BUSHWICK—Markeys Gonzalez (a member of Make The Road New York) may face homophobic jabs in the hallways, but the challenge strengthened his resolve Wednesday to speak out on the steps of his Bushwick school for Pride Week.
“I identify as bisexual but in this school you get bullied,” said Gonzalez, 15, a 10th-grader at the Academy for Environmental Leadership on 400 Irving Ave. “As a member of the GSA,” he said of his school’s gay-straight alliance, “you can converse with members of the group and they help you out a lot.”
Gonzalez was joined by a dozen other students with rainbow flags and signs, all members of the alliance at his school and at the three other high schools — Bushwick School for Social Justice, Academy for Urban Planning and the Brooklyn School for Math and Research — that share the building.
Teachers, administration, local officials and members of the advocacy group Make the Road also joined to campaign for LGBTQ acceptance.
“Nine out of 10 LGBT students surveyed experience harassment at their school,” noted Make the Road’s LGBTQ justice organizer Ivan Luevanos, referring to a survey by the Gay, Lesbian and Straight Education Network. “Bullying has lead students to miss out on an education since they don’t feel safe, and in too many cases has led students to take their own lives.”
To spread awareness at their schools, the students and faculty have workshops each year about gender and sexual identities, and this week they held ceremonies to commemorate victims of homophobic acts.

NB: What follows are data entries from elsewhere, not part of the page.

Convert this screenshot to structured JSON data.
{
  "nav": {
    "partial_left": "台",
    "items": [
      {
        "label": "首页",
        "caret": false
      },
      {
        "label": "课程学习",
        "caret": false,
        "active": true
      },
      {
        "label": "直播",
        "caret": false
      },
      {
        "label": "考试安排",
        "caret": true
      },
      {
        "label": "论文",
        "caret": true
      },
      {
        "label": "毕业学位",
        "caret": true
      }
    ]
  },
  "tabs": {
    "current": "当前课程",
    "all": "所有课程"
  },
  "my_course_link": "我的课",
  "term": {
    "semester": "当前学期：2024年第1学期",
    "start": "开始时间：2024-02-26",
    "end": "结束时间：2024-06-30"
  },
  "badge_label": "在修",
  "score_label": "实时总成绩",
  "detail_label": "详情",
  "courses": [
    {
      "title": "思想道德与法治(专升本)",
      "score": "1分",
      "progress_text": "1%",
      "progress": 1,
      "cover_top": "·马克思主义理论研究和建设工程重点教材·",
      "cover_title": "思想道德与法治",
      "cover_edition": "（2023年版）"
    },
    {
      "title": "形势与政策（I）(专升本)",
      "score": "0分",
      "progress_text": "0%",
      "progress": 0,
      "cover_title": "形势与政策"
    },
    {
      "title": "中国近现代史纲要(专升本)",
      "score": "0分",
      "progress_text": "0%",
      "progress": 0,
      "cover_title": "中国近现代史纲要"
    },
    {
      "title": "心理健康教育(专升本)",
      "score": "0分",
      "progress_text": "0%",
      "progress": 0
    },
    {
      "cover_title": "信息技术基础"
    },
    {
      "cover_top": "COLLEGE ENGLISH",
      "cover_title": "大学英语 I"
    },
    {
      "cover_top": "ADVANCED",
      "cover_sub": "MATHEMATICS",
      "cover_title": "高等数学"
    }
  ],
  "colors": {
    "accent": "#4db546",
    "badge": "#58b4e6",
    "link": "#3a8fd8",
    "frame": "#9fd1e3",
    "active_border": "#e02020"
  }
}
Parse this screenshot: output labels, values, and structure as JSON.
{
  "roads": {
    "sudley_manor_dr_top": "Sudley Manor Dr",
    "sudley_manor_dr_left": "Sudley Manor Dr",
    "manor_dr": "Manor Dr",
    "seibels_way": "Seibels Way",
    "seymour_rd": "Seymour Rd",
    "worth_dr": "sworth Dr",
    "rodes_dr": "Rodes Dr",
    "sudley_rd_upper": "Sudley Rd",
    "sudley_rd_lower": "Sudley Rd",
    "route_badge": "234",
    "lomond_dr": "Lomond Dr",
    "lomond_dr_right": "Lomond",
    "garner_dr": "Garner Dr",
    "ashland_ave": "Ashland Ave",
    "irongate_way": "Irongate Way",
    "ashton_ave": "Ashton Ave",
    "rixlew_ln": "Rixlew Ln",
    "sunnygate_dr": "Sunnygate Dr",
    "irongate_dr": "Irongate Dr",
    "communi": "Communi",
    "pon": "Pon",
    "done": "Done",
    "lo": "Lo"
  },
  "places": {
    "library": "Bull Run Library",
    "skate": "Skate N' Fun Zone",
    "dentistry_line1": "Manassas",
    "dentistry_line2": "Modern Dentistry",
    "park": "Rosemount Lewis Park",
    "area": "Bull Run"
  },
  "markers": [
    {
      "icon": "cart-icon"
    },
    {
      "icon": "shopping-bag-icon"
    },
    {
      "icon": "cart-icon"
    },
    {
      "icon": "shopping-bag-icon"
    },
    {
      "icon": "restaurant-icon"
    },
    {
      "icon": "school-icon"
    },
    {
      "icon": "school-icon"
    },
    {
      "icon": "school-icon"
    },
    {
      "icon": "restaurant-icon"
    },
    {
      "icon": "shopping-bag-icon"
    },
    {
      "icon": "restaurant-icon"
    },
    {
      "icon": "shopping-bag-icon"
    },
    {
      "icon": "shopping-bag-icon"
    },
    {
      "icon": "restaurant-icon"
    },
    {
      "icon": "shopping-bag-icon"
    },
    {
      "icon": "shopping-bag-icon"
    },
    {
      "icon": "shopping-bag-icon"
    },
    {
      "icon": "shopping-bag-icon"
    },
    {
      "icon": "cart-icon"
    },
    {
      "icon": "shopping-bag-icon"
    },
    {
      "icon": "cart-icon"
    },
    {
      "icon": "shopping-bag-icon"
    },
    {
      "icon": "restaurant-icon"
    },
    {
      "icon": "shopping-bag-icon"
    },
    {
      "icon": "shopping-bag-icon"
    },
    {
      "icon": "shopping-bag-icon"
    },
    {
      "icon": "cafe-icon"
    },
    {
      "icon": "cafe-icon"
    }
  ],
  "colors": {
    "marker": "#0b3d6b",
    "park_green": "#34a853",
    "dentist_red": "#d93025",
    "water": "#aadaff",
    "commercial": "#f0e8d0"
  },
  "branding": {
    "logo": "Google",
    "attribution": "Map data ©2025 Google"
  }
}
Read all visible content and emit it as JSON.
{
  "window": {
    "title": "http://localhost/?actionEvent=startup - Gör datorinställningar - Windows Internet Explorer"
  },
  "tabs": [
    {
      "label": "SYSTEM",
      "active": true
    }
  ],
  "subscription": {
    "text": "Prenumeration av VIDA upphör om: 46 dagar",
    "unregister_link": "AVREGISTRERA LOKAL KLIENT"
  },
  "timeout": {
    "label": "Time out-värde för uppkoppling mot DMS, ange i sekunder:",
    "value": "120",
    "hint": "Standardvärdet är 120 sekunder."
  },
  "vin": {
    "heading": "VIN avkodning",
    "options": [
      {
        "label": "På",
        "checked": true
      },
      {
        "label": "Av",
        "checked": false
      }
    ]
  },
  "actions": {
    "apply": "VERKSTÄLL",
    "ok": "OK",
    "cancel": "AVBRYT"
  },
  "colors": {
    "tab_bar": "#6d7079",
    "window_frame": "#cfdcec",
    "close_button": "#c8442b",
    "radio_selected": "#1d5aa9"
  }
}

“They made butcher paper outlines of people who’ve died because of homophobic hate crimes,” said Academy for Environmental Leadership’s guidance counselor Leia Petty, who works with the GSA. The paper images were posted in the hallways, she said, so that every student would have to contemplate the destructive power of homophobia.
“The most important thing is to start an open conversation,” she said.
Some students also participated in a day of silence Tuesday, and wrote about bullying on balloons the teens then released into the air.
“This week is based on people that don’t have a voice and that are hiding,” said Gonzalez, who came out when he was in seventh grade, and said that his school’s LGBTQ events helped support him throughout the year.
And for local community leaders, the schools’ gay-straight alliances provide an important service that needs to be implemented citywide.
“These schools are a leader and a beacon,” said Antonio Reynoso, Council Member Diana Reyna’s Chief of Staff, “for what all schools should be doing.”